上体を起こし、身体の感触を確かめる。季節はもう冬だから室温は低いはずなのに、体中はべっとりと汗をかいている。
「ハッ……ハッ……」
思い出したように息が切れた。息苦しさに拍車がかかり、浅い呼吸しか出来ない。自分が吐いた息が白い。身体が震える。

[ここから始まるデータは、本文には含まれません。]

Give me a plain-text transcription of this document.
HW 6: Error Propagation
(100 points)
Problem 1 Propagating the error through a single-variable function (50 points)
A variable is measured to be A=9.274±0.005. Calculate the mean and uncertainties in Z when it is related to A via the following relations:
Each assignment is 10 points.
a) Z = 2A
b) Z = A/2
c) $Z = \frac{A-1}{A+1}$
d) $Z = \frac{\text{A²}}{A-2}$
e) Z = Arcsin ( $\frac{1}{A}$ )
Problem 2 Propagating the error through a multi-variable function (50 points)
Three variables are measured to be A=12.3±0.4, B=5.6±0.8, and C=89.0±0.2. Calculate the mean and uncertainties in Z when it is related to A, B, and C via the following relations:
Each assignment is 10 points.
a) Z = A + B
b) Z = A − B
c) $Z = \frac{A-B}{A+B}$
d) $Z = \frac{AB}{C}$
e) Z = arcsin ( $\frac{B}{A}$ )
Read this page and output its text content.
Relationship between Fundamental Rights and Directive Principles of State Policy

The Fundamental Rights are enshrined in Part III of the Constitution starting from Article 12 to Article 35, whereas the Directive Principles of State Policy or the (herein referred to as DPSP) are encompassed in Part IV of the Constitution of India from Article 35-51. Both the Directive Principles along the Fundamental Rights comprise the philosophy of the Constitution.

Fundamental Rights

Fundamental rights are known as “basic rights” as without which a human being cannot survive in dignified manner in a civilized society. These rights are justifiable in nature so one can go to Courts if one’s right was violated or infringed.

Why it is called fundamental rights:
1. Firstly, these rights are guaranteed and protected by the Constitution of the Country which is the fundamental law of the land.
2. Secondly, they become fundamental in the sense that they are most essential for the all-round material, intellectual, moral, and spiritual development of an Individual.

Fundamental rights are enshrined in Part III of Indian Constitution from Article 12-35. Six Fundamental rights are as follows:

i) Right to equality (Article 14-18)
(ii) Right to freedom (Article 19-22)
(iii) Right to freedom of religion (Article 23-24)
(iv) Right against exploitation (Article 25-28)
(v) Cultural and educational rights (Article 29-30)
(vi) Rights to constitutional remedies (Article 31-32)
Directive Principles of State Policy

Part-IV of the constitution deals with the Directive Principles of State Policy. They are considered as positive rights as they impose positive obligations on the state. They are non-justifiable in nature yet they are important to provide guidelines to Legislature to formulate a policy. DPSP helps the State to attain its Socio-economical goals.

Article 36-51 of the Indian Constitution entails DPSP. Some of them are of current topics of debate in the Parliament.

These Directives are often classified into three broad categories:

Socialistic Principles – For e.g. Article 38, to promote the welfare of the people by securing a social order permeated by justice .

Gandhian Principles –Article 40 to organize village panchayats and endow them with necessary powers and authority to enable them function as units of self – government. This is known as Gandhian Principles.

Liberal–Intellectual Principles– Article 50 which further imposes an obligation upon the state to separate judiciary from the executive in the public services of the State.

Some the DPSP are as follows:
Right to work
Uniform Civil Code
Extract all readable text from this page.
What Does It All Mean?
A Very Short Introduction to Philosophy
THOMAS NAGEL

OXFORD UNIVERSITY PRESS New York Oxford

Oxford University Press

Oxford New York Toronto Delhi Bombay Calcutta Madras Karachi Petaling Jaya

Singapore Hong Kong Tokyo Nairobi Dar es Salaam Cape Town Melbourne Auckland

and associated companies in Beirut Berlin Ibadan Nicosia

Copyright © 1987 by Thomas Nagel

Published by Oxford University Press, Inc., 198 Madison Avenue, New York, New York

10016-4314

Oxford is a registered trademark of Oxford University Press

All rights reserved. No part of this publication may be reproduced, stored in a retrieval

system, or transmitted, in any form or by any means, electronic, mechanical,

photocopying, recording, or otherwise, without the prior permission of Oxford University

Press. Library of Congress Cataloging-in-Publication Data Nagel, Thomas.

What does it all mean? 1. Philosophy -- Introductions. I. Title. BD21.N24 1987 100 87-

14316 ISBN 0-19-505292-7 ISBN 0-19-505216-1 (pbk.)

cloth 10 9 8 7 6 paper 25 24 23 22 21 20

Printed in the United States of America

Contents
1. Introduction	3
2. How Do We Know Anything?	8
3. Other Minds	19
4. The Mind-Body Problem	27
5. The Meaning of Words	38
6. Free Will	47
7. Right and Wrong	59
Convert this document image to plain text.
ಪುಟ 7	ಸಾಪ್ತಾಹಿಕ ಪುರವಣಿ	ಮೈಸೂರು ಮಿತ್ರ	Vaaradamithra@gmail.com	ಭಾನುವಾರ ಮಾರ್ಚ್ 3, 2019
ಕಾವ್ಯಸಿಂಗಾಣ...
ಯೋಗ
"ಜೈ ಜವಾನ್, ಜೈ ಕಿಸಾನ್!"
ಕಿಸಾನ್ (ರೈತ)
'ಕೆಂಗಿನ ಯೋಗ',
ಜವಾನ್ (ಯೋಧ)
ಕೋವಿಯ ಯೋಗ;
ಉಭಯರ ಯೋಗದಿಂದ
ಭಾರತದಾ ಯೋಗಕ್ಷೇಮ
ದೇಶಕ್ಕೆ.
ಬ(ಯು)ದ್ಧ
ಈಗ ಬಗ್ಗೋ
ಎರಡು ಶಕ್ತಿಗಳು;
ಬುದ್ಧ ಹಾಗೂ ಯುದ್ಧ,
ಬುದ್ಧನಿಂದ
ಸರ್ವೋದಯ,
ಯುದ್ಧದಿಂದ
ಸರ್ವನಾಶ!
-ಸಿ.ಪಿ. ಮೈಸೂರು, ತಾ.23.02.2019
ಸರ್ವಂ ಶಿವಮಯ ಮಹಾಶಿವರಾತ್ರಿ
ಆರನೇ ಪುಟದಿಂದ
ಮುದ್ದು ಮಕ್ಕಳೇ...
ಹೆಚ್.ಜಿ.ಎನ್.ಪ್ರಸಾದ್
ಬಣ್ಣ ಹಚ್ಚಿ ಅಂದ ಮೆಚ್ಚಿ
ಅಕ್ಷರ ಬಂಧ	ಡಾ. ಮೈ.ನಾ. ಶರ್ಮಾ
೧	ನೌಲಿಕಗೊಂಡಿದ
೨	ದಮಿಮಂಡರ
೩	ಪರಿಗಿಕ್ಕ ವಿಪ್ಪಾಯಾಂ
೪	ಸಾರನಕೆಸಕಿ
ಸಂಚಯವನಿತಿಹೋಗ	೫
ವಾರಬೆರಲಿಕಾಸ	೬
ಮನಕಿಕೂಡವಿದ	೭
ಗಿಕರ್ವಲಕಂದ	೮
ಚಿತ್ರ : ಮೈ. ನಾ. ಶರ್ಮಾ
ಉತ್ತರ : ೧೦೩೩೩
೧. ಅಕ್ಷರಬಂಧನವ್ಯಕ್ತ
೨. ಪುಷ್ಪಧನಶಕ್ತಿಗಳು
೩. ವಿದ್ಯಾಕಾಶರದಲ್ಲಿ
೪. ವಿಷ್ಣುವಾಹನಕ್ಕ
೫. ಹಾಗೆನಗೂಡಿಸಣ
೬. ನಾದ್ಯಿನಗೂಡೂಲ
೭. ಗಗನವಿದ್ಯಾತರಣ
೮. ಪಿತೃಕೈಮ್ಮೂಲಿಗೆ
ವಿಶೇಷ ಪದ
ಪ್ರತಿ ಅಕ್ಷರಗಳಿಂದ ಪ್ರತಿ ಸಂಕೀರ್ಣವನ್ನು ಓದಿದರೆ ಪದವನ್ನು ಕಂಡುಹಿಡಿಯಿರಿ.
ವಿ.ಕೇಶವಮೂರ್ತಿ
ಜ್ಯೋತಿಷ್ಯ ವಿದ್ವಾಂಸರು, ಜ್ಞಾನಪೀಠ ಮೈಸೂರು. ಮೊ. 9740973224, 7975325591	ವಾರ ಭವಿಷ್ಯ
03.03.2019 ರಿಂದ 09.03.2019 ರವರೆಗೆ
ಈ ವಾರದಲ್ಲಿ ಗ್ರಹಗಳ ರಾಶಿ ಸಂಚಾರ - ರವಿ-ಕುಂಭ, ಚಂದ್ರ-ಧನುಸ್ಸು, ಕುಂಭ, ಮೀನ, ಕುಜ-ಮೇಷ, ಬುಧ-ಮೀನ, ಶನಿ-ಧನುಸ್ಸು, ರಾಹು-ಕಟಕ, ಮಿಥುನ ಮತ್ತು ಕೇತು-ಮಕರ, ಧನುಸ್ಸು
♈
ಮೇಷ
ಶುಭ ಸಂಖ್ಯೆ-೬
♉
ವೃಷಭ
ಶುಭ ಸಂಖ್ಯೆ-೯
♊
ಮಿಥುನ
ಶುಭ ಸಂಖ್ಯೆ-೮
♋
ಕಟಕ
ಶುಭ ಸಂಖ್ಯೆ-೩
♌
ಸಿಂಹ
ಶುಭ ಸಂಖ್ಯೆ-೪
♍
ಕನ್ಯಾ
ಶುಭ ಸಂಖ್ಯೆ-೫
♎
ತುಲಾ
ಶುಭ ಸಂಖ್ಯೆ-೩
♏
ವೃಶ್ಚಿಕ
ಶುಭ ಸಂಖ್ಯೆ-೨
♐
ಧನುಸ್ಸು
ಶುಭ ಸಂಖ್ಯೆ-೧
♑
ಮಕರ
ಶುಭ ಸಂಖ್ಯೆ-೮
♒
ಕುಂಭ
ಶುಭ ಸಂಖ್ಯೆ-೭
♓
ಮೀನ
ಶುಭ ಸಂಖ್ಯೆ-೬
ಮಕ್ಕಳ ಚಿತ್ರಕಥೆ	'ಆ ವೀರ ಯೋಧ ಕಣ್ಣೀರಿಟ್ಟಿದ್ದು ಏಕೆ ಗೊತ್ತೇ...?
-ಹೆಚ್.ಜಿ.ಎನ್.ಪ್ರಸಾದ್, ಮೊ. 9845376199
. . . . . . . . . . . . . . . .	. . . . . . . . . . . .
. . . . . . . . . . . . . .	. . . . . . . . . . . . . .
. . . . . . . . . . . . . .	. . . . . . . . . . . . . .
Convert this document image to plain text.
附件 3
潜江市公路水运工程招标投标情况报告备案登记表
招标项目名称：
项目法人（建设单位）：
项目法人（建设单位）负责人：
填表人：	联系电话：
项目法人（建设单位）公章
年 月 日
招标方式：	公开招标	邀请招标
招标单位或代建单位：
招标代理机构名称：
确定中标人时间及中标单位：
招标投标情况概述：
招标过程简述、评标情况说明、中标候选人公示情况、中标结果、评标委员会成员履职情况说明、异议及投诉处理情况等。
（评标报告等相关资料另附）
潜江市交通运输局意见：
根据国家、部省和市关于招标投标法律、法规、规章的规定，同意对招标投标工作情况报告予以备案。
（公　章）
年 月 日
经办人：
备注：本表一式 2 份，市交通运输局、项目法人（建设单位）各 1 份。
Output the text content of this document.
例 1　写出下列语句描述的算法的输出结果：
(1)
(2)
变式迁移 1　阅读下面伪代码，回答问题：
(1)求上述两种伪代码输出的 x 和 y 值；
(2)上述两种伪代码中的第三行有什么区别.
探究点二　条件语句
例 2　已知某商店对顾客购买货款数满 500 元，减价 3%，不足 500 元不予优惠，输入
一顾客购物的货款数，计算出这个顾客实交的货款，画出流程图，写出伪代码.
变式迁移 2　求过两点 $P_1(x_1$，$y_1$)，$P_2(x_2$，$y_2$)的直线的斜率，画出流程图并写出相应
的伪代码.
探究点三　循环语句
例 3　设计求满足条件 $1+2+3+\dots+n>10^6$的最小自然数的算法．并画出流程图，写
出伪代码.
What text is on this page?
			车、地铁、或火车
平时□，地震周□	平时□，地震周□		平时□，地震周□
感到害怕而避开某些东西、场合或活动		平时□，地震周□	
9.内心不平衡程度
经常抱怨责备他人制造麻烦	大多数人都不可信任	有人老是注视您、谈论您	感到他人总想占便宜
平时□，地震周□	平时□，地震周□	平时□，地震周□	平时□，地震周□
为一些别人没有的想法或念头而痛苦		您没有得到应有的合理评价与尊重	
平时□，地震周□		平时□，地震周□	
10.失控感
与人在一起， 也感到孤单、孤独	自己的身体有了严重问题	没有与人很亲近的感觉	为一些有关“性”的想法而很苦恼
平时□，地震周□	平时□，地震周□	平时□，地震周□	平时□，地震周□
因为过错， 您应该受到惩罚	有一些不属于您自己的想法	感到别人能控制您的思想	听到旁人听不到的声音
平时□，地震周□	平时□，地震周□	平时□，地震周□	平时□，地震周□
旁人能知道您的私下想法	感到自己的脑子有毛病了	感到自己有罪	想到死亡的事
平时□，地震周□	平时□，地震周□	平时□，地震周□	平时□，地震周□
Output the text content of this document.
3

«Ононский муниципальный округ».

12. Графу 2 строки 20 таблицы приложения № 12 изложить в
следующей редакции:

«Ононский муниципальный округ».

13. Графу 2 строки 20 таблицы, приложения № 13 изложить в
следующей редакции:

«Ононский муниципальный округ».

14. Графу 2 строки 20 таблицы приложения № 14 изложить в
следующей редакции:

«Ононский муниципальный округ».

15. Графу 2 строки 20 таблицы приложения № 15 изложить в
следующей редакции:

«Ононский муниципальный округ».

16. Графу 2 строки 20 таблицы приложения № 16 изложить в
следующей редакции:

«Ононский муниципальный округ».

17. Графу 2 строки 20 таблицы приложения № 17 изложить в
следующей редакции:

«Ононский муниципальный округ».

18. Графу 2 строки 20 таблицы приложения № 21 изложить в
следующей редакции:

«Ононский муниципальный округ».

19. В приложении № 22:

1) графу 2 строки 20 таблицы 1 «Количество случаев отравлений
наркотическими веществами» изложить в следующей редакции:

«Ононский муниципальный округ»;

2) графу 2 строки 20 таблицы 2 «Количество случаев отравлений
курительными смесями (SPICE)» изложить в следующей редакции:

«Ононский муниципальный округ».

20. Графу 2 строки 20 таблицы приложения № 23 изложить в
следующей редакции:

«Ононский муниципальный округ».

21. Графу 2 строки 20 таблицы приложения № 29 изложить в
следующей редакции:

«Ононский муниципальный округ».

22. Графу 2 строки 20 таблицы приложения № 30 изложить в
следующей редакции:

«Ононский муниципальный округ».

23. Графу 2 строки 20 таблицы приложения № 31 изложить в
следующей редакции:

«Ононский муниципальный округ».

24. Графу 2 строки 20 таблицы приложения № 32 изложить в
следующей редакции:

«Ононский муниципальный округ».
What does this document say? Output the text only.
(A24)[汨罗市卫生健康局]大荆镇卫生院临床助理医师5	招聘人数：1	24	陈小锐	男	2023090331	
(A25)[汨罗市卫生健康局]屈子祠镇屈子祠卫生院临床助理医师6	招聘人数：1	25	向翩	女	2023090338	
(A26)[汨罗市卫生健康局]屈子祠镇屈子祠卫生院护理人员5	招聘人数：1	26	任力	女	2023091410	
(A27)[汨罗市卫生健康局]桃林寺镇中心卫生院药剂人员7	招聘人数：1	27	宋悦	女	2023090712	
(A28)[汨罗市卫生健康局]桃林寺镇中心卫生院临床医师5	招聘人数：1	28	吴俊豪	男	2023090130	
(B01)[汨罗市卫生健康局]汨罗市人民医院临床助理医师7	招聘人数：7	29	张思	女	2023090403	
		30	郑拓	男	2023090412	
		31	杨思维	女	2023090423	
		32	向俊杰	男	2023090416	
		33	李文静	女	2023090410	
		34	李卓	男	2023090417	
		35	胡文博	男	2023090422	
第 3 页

あの日の恐怖が、私の身体を今、取り囲んでいる。
「……っく……ひぐっ……っく……!!」
あまりの恐怖に涙がこぼれてくる。自分の二の腕をさすり、寒さに震える身体を温めようとしたが、身体はむしろどんどん熱を失い、そしてさすればさするほど、凍えるくらい寒くなっていった。
「寒い……寒いよ……」
布団にうずくまろうと掛け布団に手をかけ、氷のように冷たい掛け布団の感触に手をひっこめた。改めて、自分の周囲を見回す。私の部屋のはずなのに、この場が何か別の空間……まるで、忌まわしいあの日の海のように感じた。
「寒いよ……寒いよ、ゆきおぉ……」
布団に潜り込むことも出来ず、身体を温めることも出来なくなった無力な私は、ゆきおの名をポツリと口にした。
「ゆきお……あたいを温めて……ゆきおぉ……」
ゆきおに会いたい。ゆきおに会って、冷えきった手を温めて欲しかった。カーディガンを肩にかけてもらって、ゆきおの暖かい笑顔に、心を温めて欲しかった。
私は、凍える身体をなんとかベッドから起こし、そのまま部屋の入り口を開いて、外履きを履いて廊下に出た。